Las mujeres vivimos una existencia llena de cambios físicos importantes. La pubertad, la juventud, la primera madurez, los embarazos y partos o la menopausia, son periodos completamente naturales que, junto con el inexorable paso del tiempo, van dejando rastros visibles en nuestra apariencia. Negarlos o luchar encarecidamente porque no sean visibles, es una infructuosa batalla que no va a aportar victoria alguna. Seguiremos siendo las personas que somos con nuestro particular bagaje personal en la mochila de vida que portamos en la espalda, un poco más curvada cada día.
La juventud es un valor en alza en una sociedad tan competitiva como la nuestra. Ser joven es importantísimo. O, mejor dicho, lo realmente importante es parecer joven. Pues lo siento por aquellos que esperan que nosotras seamos imperecederas y que nuestra fisionomía no cambie. Eso es imposible. Cumplir años trae consigo regalos físicos. Aceptarlos con la lógica natural y el mejor humor solo logrará que llevemos una vida mucho más placentera.
Llevar una vida sana con relación a la edad que porta nuestro dni, es necesario para mantener una salud alejada de problemas evitables. Pero de ahí a no querer admitir que una mujer tiene 40 ó 50 ó 60 años y que se le noten en cada poro de su piel, es ridículo. La madurez no nos hace menos interesantes, ni menos inteligentes ni menos personas. Sin embargo, esa permanente necesidad de aprobación o de seguir en la escalada a la belleza perfecta, solo sirve para destruir anticipadamente nuestra anatomía y agrandar las arcas de los que ponen a disposición de las mujeres, pócimas y cirugías varias.

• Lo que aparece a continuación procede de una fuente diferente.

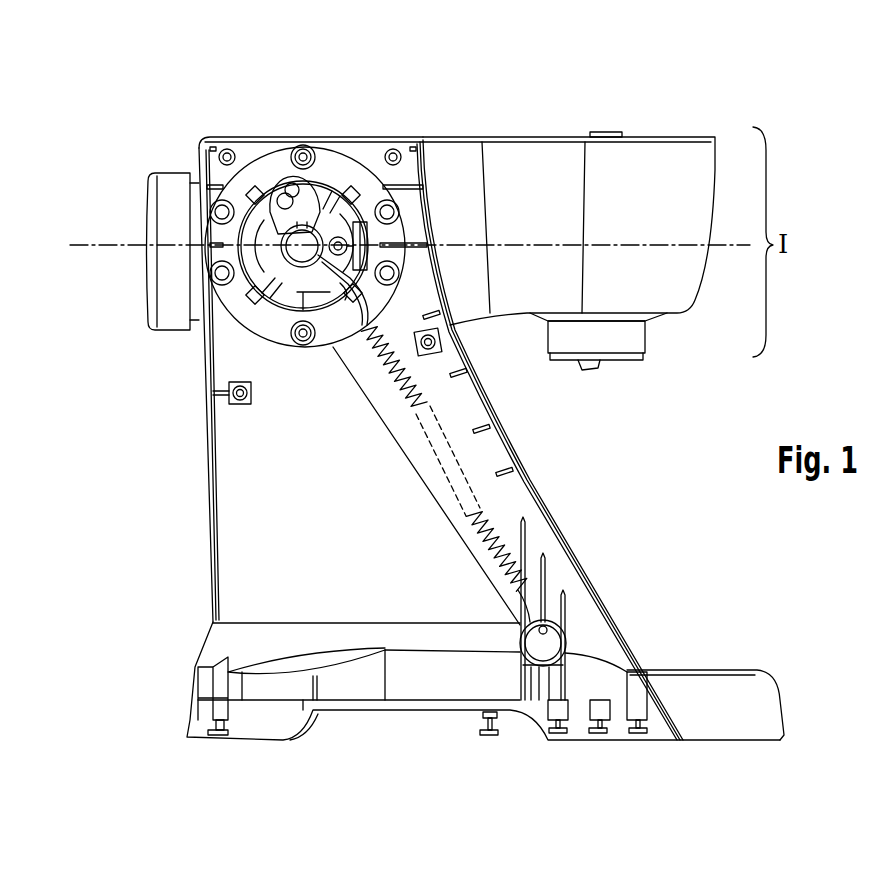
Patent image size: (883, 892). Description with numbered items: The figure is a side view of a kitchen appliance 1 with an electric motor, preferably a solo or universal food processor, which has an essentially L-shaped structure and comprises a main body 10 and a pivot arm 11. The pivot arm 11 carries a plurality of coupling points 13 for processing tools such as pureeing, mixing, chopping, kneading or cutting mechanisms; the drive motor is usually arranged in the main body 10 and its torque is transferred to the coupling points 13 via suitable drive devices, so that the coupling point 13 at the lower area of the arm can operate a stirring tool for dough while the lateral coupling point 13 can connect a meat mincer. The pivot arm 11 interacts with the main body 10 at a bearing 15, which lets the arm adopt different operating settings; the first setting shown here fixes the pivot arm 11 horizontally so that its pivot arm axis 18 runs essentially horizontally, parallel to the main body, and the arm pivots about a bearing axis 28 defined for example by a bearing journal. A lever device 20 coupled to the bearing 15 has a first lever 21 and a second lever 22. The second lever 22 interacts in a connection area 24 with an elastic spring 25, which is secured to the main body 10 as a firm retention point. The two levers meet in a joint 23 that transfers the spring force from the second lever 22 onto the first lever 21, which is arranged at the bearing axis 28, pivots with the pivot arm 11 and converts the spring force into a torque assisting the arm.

The kitchen appliance 1 is at (150, 90).
The main body 10 is at (213, 530).
The pivot arm 11 is at (520, 160).
The coupling points 13 is at (607, 130).
The bearing 15 is at (222, 333).
The pivot arm axis 18 is at (98, 240).
The lever device 20 is at (283, 158).
The first lever 21 is at (312, 232).
The second lever 22 is at (290, 285).
The joint 23 is at (293, 190).
The connection area 24 is at (352, 280).
The elastic spring 25 is at (420, 385).
The bearing axis 28 is at (280, 235).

El tiempo no se puede parar (es mucho peor quedarse prematuramente en el camino). Nuestros cuerpos no sufren estragos por envejecer, simplemente evolucionan. Son diferentes. Ser feliz con nosotras mismas es mirarnos al espejo con ojos sinceros, asumiendo con orgullo que ya no tenemos veinte años pero que seguimos en el mundo dando toda la guerra que podemos, y saber que lo bailao, ahora lo llevamos puesto.